- Genre: Motorcycle rally
- Dates: First week in June
- Locations: Lake George village, New York, United States
- Founded: May 1983
- Founder: Bill Dutcher
- Most recent: June 7th-11th; 2022
- Next event: May 30th-June 4th; 2023
- Attendance: 60,000+ (2007)
- Website: americade.com

= Americade =

Motorcycle rallies in the United States

Americade is a week-long motorcycle rally that is held during the first full week of June. The headquarters and location of many rally activities are at Fort William Henry Resort in Lake George Village, New York. The event is open to all motorcyclists and brands of motorcycles, and in the late 1990s attracted around 50,000 people annually, which grew to over 60,000 by 2007. Americade is billed by its organizer as the "World's Largest Motorcycle Touring Rally", and is distinguished from events such as Daytona Bike Week by its emphasis on motorcycle touring and by its organization and peacefulness.

The event has drawn praise throughout its history in national motorcycle press as well as national non-motorcycle media, including in the New York Times Americade is doing more for the image of motorcyclists than any other event, the Associated Press “Americade is about as peaceful as a motorcycle rally can be. And it certainly is no Sturgis”

The founder, Bill Dutcher, is the recipient of the 1998 AMA MVP Award for "advancing the cause of motorcycling" and the 2003 AMA Hazle-Kolb Brighter Image Award for "the positive contributions that Americade has made to the motorcycling community," and "is the AMA’s highest honor for activities that generate favorable publicity for motorcycling." Dutcher is an American Motorcyclist Association 2022 Hall of Fame nominee.

Attendees participate in demo rides from most major manufacturers, boat cruises, motorcycle judging, group rides called "MiniTours" to various destinations in the Adirondack and Green Mountains of NY and VT.

Americade also offers a large motorcycle Expo located near the south end of Lake George, at the Festival Commons on Beach Road.

==History==
May 1983 was the first "cade" in the east coast. Veteran motorcyclist Bill Dutcher, and a small staff, hosted "Aspencade East" in Lake George, NY. The event's headquarters were at Roaring Brook Ranch, from which most of the demo rides departed.

The TourExpo tradeshow was held at the Glens Falls Civic Center, approximately 10 mi to the south. This first event drew over 2,000.

There was no Americade in 2020.

===Original name===
Since 1971, there had been an Aspencade touring motorcycle rally in Ruidoso, New Mexico. The name came from an annual civic festival, which celebrated the changing colors of the aspen (birch) trees. Dutcher arranged with Aspencade organizer Til Thompson to use the Aspencade name for the eastern touring rally, which started out as Aspencade East.

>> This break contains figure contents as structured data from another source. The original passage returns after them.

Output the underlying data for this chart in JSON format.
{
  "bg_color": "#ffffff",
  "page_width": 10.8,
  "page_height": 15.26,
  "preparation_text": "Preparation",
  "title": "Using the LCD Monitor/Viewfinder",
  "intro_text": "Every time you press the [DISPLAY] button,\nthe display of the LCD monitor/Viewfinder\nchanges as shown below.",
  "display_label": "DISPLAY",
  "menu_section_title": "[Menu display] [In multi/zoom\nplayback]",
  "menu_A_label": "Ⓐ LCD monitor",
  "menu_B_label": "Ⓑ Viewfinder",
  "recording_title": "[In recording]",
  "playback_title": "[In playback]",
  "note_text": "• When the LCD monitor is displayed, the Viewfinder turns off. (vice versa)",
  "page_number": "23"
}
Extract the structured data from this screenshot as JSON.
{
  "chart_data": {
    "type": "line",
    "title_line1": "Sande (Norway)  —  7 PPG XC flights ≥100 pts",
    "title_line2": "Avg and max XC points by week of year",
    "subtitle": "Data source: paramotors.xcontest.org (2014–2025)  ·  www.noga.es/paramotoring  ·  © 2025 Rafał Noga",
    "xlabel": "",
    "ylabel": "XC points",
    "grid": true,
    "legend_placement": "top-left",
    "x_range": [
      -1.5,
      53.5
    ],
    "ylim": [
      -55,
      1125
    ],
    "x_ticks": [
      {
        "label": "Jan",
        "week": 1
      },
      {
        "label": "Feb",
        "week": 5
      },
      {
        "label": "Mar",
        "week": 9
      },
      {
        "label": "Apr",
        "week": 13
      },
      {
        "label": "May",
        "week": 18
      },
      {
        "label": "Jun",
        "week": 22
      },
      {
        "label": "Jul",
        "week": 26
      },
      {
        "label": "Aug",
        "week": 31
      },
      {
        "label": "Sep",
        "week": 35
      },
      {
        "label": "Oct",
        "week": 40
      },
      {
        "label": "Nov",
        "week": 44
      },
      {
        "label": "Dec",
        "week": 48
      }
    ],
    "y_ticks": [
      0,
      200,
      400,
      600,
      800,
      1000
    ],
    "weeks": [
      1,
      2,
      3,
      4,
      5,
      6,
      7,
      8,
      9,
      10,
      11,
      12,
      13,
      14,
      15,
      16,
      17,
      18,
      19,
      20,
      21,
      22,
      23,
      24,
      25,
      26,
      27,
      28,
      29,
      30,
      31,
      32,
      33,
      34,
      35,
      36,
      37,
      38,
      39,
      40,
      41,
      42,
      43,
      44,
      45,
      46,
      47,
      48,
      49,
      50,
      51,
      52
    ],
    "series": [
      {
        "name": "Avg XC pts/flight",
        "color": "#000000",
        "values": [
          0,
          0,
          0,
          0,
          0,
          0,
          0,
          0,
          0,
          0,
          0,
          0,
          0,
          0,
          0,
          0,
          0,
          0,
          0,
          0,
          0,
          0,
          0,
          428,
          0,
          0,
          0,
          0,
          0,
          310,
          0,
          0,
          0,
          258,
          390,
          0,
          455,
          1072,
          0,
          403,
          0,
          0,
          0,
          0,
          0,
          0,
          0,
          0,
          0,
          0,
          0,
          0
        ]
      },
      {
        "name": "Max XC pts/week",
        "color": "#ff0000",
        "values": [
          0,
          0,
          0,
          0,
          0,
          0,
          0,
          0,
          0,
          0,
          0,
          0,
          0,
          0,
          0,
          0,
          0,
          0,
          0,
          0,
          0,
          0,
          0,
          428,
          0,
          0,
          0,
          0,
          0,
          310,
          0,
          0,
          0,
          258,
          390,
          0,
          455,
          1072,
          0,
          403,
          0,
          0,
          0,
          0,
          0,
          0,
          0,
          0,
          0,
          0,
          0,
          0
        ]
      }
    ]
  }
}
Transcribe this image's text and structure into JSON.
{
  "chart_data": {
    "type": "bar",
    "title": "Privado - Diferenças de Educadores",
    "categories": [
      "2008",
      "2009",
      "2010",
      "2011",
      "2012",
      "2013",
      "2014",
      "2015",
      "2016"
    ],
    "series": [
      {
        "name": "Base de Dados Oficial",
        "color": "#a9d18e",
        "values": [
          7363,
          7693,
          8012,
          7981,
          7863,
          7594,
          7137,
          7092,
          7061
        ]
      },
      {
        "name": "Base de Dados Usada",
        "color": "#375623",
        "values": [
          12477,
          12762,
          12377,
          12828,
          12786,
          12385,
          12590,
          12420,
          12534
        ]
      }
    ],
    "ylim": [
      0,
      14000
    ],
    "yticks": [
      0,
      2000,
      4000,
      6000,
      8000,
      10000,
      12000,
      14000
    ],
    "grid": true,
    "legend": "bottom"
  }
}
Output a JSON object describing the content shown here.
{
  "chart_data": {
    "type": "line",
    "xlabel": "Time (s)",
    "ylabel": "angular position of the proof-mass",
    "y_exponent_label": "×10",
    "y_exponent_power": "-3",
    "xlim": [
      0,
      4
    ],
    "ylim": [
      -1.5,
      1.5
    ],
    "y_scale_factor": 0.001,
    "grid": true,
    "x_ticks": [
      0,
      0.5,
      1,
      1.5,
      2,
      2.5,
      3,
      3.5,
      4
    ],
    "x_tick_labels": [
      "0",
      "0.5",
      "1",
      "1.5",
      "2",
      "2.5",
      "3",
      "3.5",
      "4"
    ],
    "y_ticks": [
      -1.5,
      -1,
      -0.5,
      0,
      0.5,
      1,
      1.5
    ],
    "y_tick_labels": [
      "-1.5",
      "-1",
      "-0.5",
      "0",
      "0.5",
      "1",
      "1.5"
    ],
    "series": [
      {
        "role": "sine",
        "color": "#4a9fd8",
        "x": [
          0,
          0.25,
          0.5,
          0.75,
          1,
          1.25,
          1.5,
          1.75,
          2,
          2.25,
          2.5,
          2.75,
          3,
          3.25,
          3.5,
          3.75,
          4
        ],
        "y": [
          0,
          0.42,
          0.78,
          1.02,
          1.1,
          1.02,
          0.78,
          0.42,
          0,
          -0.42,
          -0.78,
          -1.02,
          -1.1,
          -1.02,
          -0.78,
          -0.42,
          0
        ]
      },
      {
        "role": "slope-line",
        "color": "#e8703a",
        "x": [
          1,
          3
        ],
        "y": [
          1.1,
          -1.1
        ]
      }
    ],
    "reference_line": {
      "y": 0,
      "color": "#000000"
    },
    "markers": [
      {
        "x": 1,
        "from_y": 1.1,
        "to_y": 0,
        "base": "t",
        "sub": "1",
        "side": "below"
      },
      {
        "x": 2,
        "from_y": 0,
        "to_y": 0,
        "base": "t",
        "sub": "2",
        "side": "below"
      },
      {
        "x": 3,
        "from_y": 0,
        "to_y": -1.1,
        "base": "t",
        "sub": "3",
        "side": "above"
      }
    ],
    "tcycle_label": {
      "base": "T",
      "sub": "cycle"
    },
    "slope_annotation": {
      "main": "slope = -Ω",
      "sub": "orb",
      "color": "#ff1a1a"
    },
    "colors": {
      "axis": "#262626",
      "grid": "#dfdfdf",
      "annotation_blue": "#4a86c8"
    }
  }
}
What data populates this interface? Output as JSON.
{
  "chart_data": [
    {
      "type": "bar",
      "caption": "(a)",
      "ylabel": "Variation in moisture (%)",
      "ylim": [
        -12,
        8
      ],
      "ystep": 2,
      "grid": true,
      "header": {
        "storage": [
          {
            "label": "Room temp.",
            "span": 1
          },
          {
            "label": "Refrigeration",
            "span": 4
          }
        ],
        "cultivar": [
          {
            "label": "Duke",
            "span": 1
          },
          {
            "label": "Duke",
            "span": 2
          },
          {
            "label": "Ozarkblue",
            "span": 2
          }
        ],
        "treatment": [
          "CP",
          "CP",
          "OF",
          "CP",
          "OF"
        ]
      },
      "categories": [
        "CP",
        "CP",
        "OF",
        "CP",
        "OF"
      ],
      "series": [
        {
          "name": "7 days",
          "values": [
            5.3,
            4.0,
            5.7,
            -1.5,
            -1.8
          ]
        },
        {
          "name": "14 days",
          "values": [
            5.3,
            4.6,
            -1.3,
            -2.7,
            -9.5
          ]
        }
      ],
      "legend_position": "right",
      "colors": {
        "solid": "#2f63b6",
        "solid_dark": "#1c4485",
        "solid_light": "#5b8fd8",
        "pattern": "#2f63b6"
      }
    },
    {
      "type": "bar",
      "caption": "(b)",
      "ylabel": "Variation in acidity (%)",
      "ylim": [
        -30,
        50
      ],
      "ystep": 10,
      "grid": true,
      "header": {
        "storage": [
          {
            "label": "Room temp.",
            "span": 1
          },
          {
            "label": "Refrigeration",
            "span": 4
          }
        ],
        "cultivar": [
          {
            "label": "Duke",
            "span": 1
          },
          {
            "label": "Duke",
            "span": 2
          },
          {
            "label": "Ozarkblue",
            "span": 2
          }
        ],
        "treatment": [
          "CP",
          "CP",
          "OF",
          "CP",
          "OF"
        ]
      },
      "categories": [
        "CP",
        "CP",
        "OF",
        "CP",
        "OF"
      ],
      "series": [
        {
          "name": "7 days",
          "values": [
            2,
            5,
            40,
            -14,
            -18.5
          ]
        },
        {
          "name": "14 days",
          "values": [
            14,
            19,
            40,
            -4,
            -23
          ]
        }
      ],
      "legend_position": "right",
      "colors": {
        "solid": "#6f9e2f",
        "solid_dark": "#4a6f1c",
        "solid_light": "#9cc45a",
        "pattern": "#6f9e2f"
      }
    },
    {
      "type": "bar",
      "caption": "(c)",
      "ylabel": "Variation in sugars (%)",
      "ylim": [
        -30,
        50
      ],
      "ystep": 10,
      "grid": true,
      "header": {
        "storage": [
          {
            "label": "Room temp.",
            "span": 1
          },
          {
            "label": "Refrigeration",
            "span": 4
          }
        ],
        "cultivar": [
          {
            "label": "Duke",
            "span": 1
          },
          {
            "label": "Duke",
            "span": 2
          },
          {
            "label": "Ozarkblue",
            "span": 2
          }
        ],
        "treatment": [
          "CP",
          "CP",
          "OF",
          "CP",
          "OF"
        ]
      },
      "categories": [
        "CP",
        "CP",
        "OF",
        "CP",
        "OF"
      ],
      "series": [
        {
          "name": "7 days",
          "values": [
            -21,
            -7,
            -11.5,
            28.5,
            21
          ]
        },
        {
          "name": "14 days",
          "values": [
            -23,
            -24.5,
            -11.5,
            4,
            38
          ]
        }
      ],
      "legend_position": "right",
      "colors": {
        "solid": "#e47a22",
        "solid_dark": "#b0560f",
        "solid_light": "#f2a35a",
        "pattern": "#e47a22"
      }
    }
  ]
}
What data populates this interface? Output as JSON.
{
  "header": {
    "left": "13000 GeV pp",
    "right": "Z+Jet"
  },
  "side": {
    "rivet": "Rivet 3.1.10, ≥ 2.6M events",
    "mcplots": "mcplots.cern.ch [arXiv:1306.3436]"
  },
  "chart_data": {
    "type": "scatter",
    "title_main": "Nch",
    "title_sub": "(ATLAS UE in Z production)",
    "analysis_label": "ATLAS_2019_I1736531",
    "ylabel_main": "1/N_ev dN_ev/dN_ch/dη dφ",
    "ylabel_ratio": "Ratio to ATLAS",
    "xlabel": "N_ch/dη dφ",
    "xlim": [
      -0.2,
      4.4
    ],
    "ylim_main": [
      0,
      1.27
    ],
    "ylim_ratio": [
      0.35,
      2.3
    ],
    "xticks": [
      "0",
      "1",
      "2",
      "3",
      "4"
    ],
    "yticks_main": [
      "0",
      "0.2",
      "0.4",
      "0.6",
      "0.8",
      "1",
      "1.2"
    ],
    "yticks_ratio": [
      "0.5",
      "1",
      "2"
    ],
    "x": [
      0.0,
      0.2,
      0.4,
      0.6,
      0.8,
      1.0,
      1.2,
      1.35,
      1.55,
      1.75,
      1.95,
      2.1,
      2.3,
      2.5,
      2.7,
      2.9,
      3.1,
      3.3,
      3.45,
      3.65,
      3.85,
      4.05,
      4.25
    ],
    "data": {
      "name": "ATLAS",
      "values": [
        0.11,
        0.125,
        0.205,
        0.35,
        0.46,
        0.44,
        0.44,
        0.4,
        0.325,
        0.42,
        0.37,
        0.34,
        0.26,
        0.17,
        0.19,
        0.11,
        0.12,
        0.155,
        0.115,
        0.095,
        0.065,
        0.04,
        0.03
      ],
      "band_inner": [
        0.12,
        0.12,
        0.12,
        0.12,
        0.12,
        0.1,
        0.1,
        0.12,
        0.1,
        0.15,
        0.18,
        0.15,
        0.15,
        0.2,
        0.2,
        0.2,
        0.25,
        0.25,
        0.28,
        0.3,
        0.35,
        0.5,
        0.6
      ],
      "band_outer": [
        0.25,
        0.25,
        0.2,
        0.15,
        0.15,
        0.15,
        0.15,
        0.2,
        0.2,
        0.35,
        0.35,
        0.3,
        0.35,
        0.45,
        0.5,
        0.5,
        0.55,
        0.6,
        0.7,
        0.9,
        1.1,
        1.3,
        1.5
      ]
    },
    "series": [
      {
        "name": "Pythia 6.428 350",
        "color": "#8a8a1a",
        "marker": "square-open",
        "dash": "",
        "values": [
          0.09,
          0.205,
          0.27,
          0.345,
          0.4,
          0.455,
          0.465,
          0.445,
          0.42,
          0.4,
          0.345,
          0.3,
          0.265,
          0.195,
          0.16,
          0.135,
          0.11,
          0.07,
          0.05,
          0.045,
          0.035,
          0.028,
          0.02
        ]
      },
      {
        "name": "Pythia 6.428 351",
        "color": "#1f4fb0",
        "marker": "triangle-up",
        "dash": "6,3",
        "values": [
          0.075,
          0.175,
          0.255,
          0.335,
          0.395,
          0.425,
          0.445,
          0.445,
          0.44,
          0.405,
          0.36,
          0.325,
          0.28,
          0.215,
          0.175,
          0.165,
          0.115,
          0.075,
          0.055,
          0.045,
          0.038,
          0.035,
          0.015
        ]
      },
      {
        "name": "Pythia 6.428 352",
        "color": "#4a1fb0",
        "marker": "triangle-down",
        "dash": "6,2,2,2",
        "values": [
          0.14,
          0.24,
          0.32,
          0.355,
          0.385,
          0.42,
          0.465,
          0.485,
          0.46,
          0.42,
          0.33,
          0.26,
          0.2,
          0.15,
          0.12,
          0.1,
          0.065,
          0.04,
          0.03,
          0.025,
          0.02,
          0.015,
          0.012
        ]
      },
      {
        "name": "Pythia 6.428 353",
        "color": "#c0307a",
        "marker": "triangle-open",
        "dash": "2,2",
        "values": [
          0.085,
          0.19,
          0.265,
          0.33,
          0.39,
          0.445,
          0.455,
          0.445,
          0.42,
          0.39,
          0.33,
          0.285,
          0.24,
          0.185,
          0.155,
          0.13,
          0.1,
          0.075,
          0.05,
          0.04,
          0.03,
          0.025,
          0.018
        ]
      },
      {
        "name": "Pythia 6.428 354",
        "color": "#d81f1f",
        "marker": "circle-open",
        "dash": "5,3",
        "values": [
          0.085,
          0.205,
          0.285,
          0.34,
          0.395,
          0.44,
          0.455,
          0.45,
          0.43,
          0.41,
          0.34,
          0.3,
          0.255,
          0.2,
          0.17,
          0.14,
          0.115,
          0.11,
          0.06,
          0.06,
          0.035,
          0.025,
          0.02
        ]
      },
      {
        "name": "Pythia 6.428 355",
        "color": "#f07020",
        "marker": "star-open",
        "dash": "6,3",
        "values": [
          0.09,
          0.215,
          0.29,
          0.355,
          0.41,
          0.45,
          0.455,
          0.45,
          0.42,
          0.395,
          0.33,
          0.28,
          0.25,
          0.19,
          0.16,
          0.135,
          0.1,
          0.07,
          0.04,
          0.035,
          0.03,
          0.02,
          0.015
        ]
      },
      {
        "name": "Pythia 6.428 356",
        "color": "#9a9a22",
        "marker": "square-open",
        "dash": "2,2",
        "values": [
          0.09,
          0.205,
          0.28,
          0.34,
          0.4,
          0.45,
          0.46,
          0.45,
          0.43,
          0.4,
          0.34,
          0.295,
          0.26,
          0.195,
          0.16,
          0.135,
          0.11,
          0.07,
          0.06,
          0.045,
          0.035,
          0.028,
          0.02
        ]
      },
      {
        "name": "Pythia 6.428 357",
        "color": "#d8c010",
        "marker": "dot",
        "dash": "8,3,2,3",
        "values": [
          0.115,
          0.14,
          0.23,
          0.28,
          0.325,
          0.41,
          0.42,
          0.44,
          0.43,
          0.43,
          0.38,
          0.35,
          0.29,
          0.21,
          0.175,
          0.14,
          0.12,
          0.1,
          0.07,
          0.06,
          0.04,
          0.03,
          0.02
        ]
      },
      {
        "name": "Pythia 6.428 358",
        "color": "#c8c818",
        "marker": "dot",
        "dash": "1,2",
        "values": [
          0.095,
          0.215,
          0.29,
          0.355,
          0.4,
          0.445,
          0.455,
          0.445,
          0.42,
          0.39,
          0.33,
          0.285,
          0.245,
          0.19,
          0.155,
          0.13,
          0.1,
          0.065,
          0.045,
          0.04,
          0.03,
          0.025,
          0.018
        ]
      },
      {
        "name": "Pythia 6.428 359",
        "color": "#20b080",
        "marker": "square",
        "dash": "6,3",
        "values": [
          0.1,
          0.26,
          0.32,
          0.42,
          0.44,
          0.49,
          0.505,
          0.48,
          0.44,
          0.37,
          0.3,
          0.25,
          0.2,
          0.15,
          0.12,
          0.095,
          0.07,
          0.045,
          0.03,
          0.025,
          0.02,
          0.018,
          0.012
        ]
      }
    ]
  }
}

In 1986, "Aspencade East" became "Americade," because the new name better signified the multibrand national-sized rally it had become. By 1986, total attendance at this event was nearly 10,000. The name Americade was suggested by the organizer's wife, Gini Dutcher.

===Growth===
By 1986, the TourExpo tradeshow had been relocated to Lake George village, to keep it closer to the motels and riding activities. Initially located halfway down Beach Road in a large gravel parking lot, in 1994 TourExpo was relocated to the Million Dollar Beach Parking Lot, owned by the State of New York.

For many years, Americade has been named one of the American Motorcyclist Association's three national rallies (along with the Lone Star Rally in Texas and the Golden Aspen Rally in New Mexico).

==Staff and volunteers==
Along with 5 full-time, year round employees, nearly 200 volunteers help staff the event during Americade Week. The volunteer staff assists with numerous hospitality, escort, and administration duties.

==Controversy==
Between 2008 and 2014, New York State Police set up several "safety check points" on the major roads leading into the event, directing motorcycle traffic to police inspection points. All told there were approximately 200 citations issued, principally for documentation (registration, inspection), insurance, helmets and loud, custom exhaust systems.

New York ceased doing this in 2015.

Prior to the Americade event in 2010, the New York State Department of Environmental Conservation informed the organizers of Americade it would increase the rent it charged for the Million Dollar Beach parking lot from $52,000 to $90,312. This prompted the event organizers to examine other locations, including MA and VT. Community leaders in the Lake George area have expressed how important this event is to their economic survival.